Le British Medical Journal a demandé le mois dernier d’étudier sérieusement la question de la tenue des Jeux. Les autorités médicales locales ont également exprimé des doutes, tandis que le milliardaire Masayoshi Son a suggéré le week-end dernier que le CIO obligeait le Japon à tenir les Olympiques.

« Présentement, plus de 80 % des Japonais veulent que les Olympiques soient reportés ou annulés », a déclaré Son, le fondateur, président et chef de la direction de SoftBank Group, également propriétaire de l’équipe de baseball SoftBank Hawks.

« Qui oblige la tenue (de cet évènement) et de quel droit ? », a-t-il ajouté.
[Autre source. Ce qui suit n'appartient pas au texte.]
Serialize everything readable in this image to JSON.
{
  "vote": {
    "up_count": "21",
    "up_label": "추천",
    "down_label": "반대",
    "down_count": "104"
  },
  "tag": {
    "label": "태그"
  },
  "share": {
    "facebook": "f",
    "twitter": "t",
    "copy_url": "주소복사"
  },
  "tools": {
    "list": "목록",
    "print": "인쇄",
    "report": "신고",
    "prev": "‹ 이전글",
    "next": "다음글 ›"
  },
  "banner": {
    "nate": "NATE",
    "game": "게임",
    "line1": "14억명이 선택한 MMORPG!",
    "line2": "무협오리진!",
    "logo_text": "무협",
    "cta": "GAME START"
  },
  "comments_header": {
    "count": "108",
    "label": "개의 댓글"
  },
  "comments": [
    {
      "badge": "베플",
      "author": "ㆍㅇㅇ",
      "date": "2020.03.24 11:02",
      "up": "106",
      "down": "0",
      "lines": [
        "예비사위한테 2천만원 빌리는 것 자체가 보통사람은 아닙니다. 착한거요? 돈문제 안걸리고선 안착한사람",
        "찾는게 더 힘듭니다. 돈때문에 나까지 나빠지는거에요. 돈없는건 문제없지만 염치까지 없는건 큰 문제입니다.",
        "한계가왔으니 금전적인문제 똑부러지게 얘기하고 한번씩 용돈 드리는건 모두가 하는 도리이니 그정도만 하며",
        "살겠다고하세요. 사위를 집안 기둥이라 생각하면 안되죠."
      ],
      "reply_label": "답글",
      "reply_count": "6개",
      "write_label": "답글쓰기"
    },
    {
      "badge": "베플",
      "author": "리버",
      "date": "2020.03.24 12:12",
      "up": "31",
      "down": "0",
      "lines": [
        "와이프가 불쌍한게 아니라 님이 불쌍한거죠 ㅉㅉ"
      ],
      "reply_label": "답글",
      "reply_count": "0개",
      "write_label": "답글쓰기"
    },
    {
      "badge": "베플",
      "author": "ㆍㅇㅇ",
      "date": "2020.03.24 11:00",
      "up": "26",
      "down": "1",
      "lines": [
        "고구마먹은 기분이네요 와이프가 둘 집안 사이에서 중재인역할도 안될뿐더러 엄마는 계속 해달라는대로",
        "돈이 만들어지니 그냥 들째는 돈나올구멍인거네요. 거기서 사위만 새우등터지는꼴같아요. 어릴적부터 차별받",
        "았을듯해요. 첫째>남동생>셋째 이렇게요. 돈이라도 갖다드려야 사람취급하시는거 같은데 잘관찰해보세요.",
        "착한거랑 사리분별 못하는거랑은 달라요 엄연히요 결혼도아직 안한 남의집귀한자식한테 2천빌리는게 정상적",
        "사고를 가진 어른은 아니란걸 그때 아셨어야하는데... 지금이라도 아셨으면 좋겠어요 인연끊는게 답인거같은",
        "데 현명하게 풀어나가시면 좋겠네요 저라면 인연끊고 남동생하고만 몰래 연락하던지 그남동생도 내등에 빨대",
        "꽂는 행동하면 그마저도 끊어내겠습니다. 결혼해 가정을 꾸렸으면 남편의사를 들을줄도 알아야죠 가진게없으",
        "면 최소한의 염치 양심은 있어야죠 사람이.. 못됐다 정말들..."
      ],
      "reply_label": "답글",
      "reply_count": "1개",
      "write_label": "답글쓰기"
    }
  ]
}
Asahi a aussi critiqué le CIO, le qualifiant de « vertueux », en plus de fustiger son vice-président John Coates. La semaine dernière, Coates s’est fait questionner à savoir si les Jeux auraient lieu même si les villes hôtesses étaient toujours en état d’urgence.

« Absolument, oui », avait-il répondu.

Le quotidien assure qu’il y a un énorme fossé entre les propos de Coates et les sentiments de la population nippone.

« Malgré sa taille et son commercialisme démesurés — en plus de plusieurs autres problèmes —, les Olympiques ont toujours la cote en raison de l’empathie à l’endroit de ses idéaux. […] Quelle est la réalité maintenant ? », a demandé Asahi.

Mardi, le gouvernement japonais a nié que l’avertissement du gouvernement américain à leurs ressortissants d’éviter de se rendre au Japon aurait un impact sur les Jeux.

Le Japon a officiellement dépensé 15,4 milliards US pour organiser les prochains Jeux d’été, tandis que le CIO recevra des milliards de dollars en droits de télédiffusion, qui représentent environ 75 % de ses revenus.

De récents sondages ont estimé qu’entre 60 et 80 % des Japonais préféreraient que les Jeux n’aient pas lieu dans leur pays cet été, en raison de la pandémie de COVID-19.

De plus, les villes de Tokyo et d’Osaka sont toujours en état d’urgence à cause de la recrudescence du nombre de cas de coronavirus. Cet état d’urgence sera probablement prolongé au-delà du 31 mai, date à laquelle il devait initialement prendre fin.

Les organisateurs et le CIO, citant régulièrement l’Organisation mondiale de la santé, disent que les Jeux peuvent être sécuritaires malgré la présence de 15 000 athlètes olympiques et paralympiques s’amenant au Japon, en plus de dizaines de milliers d’officiels, commanditaires, diffuseurs et journalistes.

Les partisans étrangers ont déjà été interdits d’accès et les organisateurs doivent annoncer en juin si quelque partisans que ce soit sera admis sur les sites olympiques.

La journaliste de l’Associated Press Mari Yamaguchi a contribué à cet article.